E agora eu estou sentado no meio da floresta, vestindo uma calça militar e uma jaqueta da Guarda Nacional.  Tenho 37 anos, e também, no currículo, vários livros escritos e traduções, assim como uma depressão e uma arma.  Meu país está enfrentando uma guerra. Ela é real, grande, impiedosa e sangrenta. E eu sou um soldado nessa guerra, um daqueles que empunharam armas. E minha arma mata. Ela mata os meus inimigos. Tudo isso soa simples e prático, como se essa tivesse sido a realidade de nossas vidas inteiras. Como se todos nós, e eu, especialmente, fôssemos uma continuação da guerra. Todos integralmente. A geração. Todos esses adultos que eram crianças ontem e cresceram em situações diversas inesperadamente se encontraram no limiar de uma nova experiência, uma experiência que ofusca todas as anteriores, que te faz esquecer papéis anteriores e status sociais, que distorce a realidade de forma que o que era normal não parece mais normal e você não consegue mais distinguir o amor da indiferença, a paz da fatiga, a necessidade dos sonhos.
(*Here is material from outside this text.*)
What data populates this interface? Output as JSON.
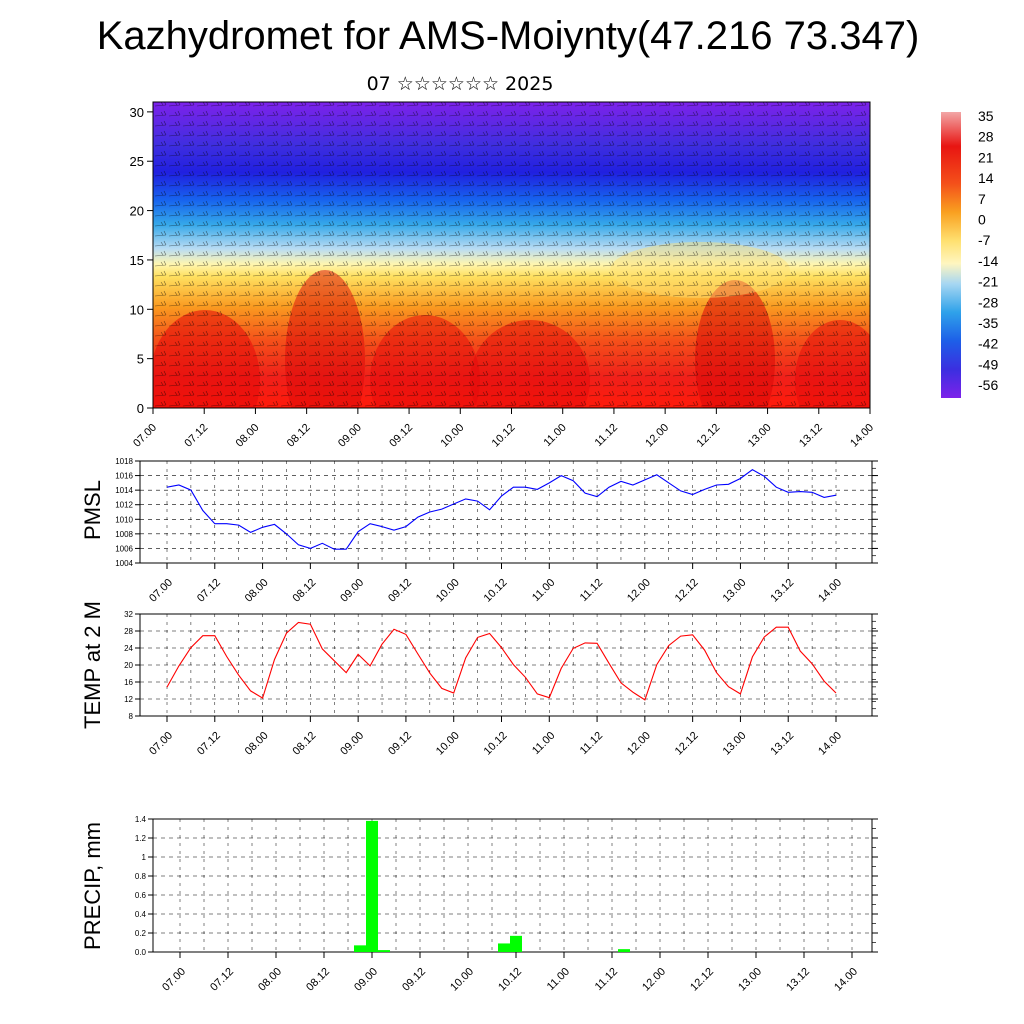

Eu nunca desejei sair do curso da minha vida. Eu estava confortável no mundo das minhas memórias de infância, com um passado limpo, um conforto aquecedor e uma compreensível paz. Minhas poucas e costumeiras taças de vinho seco depois das 7 horas da noite, meus treinos na academia, minhas coleções de músicas e moedas, minha bicicleta, as minhas viagens e o meu sono regular e pacífico, sem mencionar a minha família e tudo o mais. Sinceramente, nunca busquei me identificar com nenhuma geração, mas me tornei parte desta. Esta, com pessoas que agora lutam, depois vão voltar para seus lares e não vão saber como seguir em frente, pois como se vive em um mundo após testemunhar o seu colapso?